Ik maak gebruik van de verzorgingsposten, waar ik een beker water neem en een stuk banaan. Er staan dixies bij alle posten. Even een plas doen, dan weer verder. Vanaf nu ga ik niet meer wandelen. Wat staan er veel mensen ons aan te moedigen. Een klein meisje staat met haar handje omhoog. Ik zie het ernstige gezichtje en ga opzij om haar een high five te geven. Ze moet lachen. Op gegeven moment loop ik naast een loopster die precies dezelfde cadans heeft als ik. We zeggen niets, kijken niet, maar lopen een stuk naast elkaar op. Dat gaat lekker. Achteraf zie ik bij de gegevens dat ik ook sneller ben gaan lopen. Bij het water drinken raak ik haar kwijt.
Het aftellen is begonnen. Het wordt drukker en drukker. Nog een stuk omhoog, niet gaan wandelen! Dan de boulevard op. Aan weerszijden staan hekken, alle ruimte voor de finishers. Met mijn armen in de lucht kom ik over de finish.

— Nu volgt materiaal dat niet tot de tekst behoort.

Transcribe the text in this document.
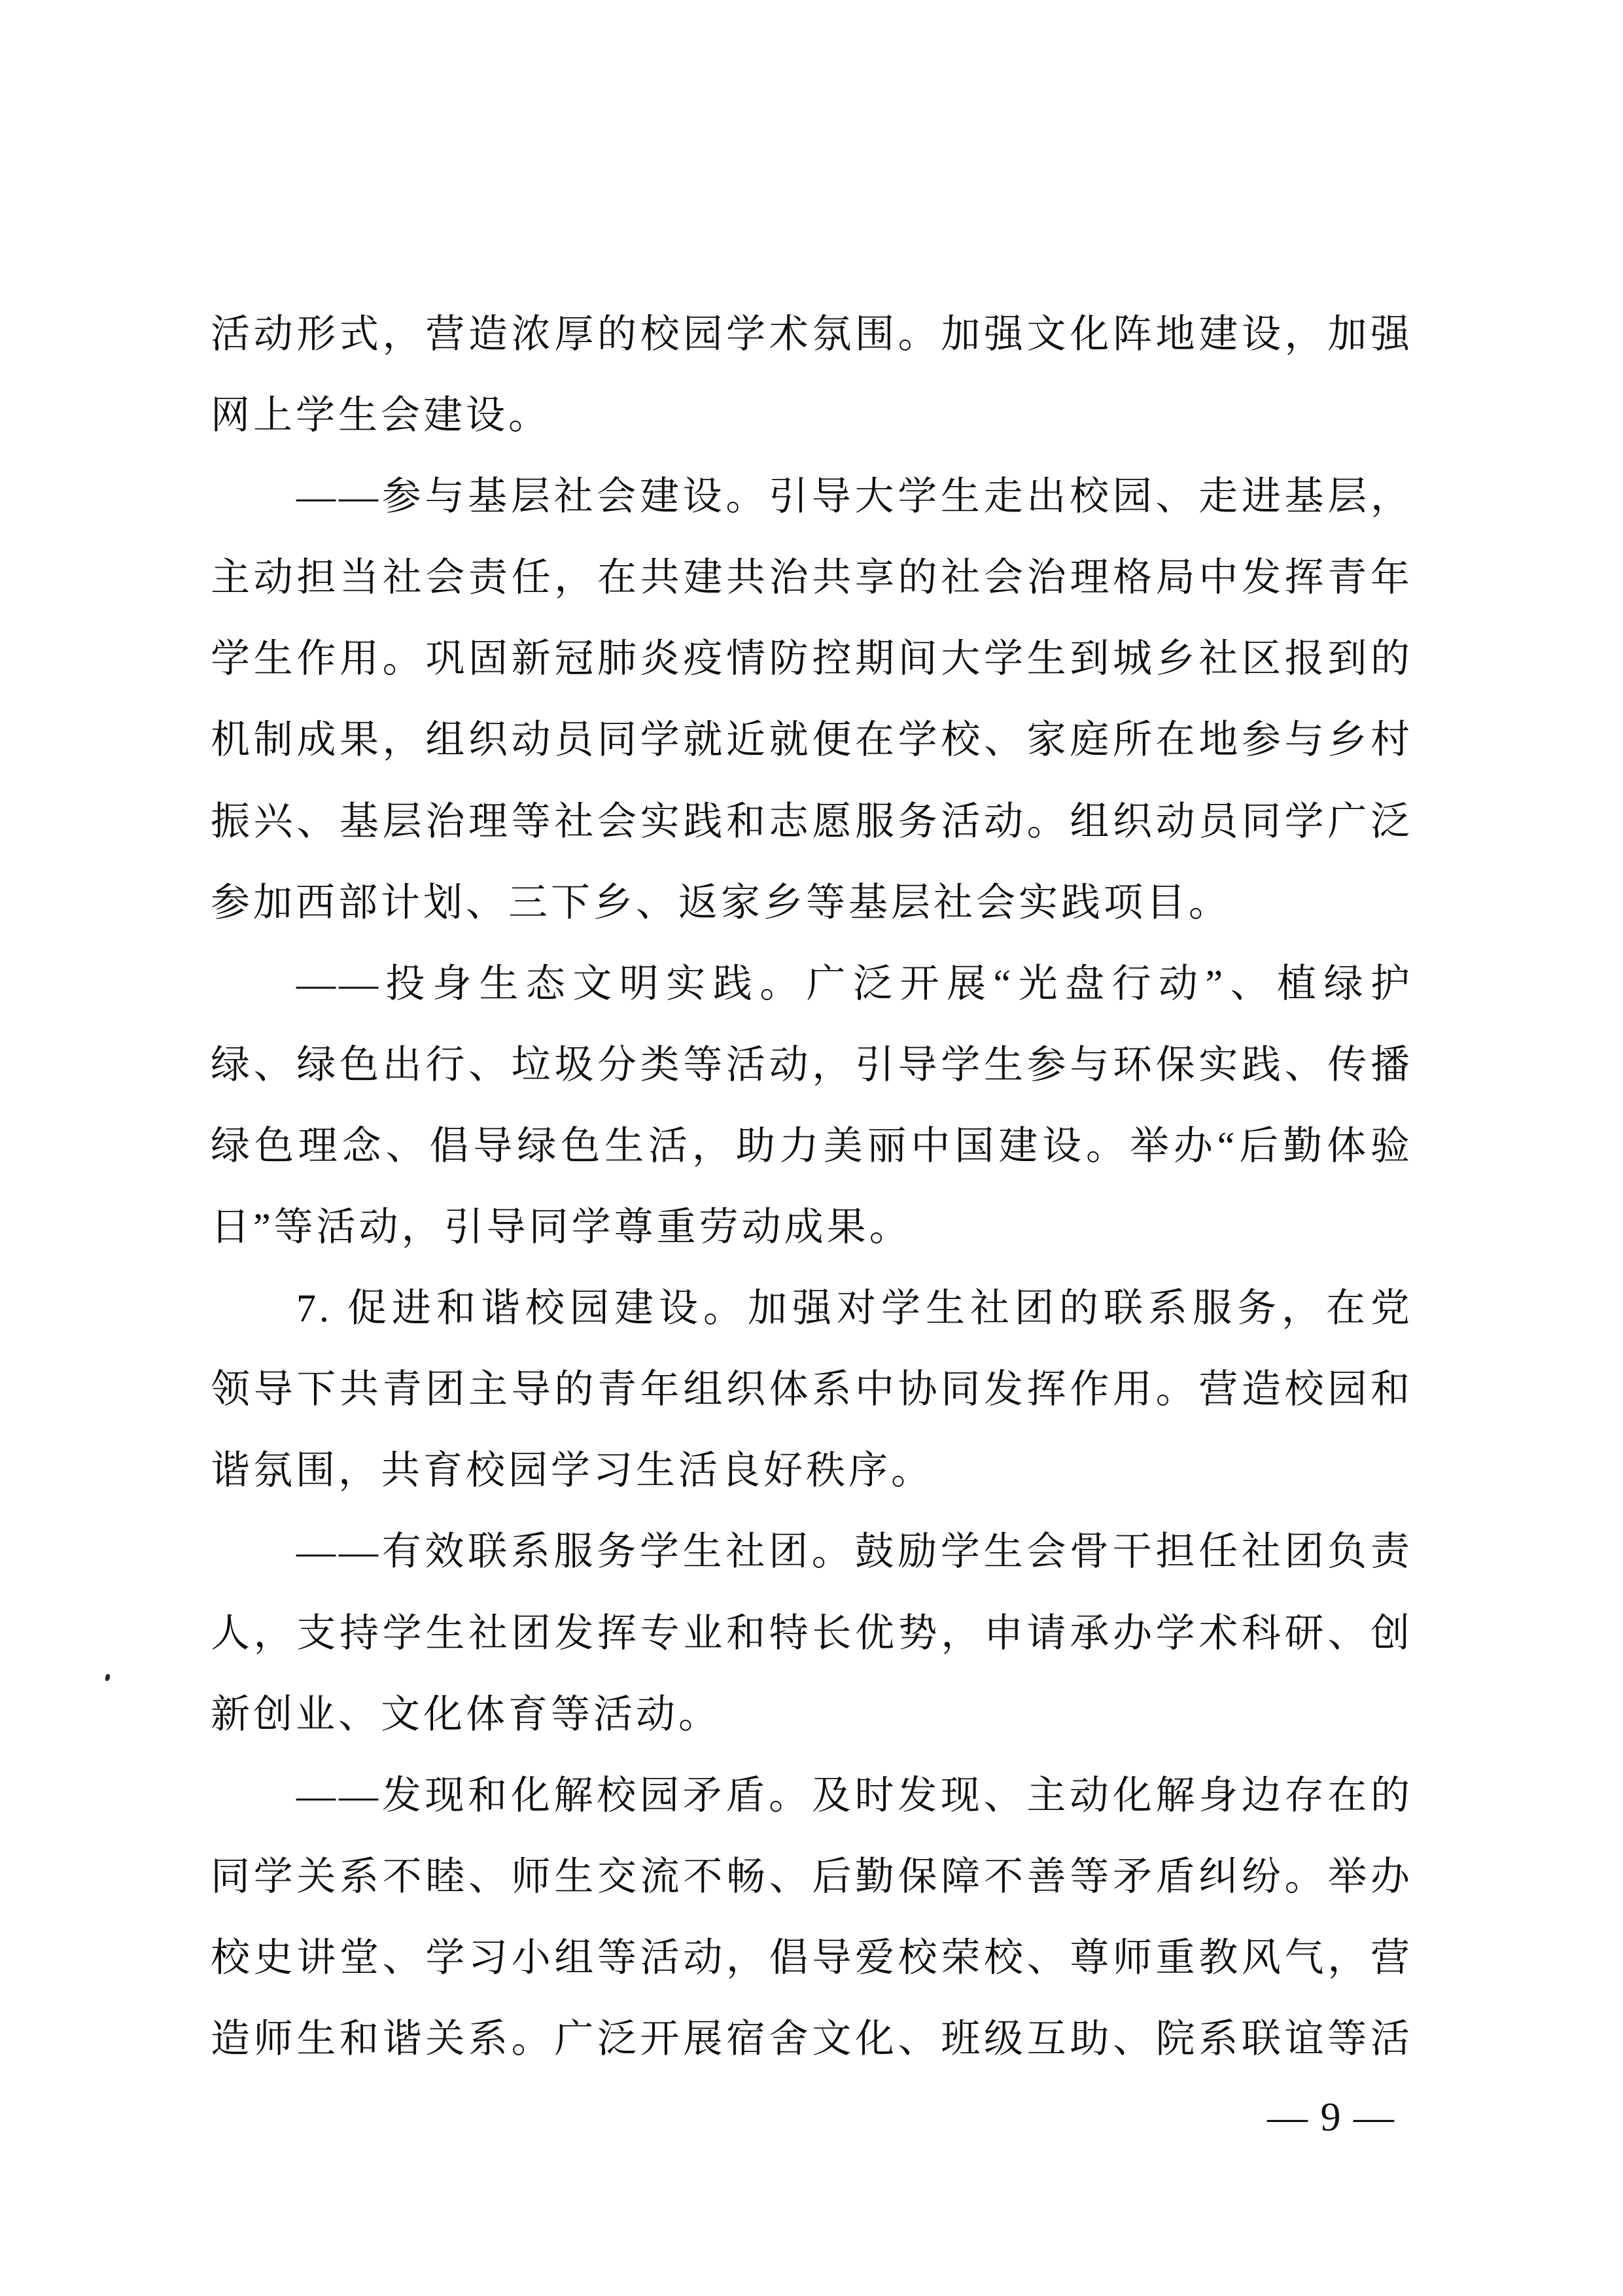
活动形式，营造浓厚的校园学术氛围。加强文化阵地建设，加强
网上学生会建设。
——参与基层社会建设。引导大学生走出校园、走进基层，
主动担当社会责任，在共建共治共享的社会治理格局中发挥青年
学生作用。巩固新冠肺炎疫情防控期间大学生到城乡社区报到的
机制成果，组织动员同学就近就便在学校、家庭所在地参与乡村
振兴、基层治理等社会实践和志愿服务活动。组织动员同学广泛
参加西部计划、三下乡、返家乡等基层社会实践项目。
——投身生态文明实践。广泛开展“光盘行动”、植绿护
绿、绿色出行、垃圾分类等活动，引导学生参与环保实践、传播
绿色理念、倡导绿色生活，助力美丽中国建设。举办“后勤体验
日”等活动，引导同学尊重劳动成果。
7. 促进和谐校园建设。加强对学生社团的联系服务，在党
领导下共青团主导的青年组织体系中协同发挥作用。营造校园和
谐氛围，共育校园学习生活良好秩序。
——有效联系服务学生社团。鼓励学生会骨干担任社团负责
人，支持学生社团发挥专业和特长优势，申请承办学术科研、创
新创业、文化体育等活动。
——发现和化解校园矛盾。及时发现、主动化解身边存在的
同学关系不睦、师生交流不畅、后勤保障不善等矛盾纠纷。举办
校史讲堂、学习小组等活动，倡导爱校荣校、尊师重教风气，营
造师生和谐关系。广泛开展宿舍文化、班级互助、院系联谊等活
— 9 —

Oef, gehaald. Ik moet even uitblazen. Ik laat de medaille om mijn nek hangen. Ik zie Leo weer. Hij heeft binnen zijn wenstijd gelopen. Super! Dan zien we Jose en Leonie. We worden omhelsd en krijgen een schattig bosje blauwe druifjes. Lopend naar de sporthal hebben we de wind tegen. Een plastic poncho en de capuchon van mijn shirt komen nu goed van pas. Gauw de tassen ophalen, warme kleren aan en naar de pendelbus. Daar staan lange rijen te wachten. Ik kan voor in de bus tegen de deur aan nog net mee. Bij de parkeerplaats word ik opgehaald door S, O en de honden. Ik kruip achter in de auto. Het kost tijd om Alkmaar uit te komen. Weer thuis geniet ik enorm van een hete douche en ook van de uiensoep met stokbrood. In bed kijk ik tevreden naar de uitzending: “Dwars door China”. Wat was het een leuke dag!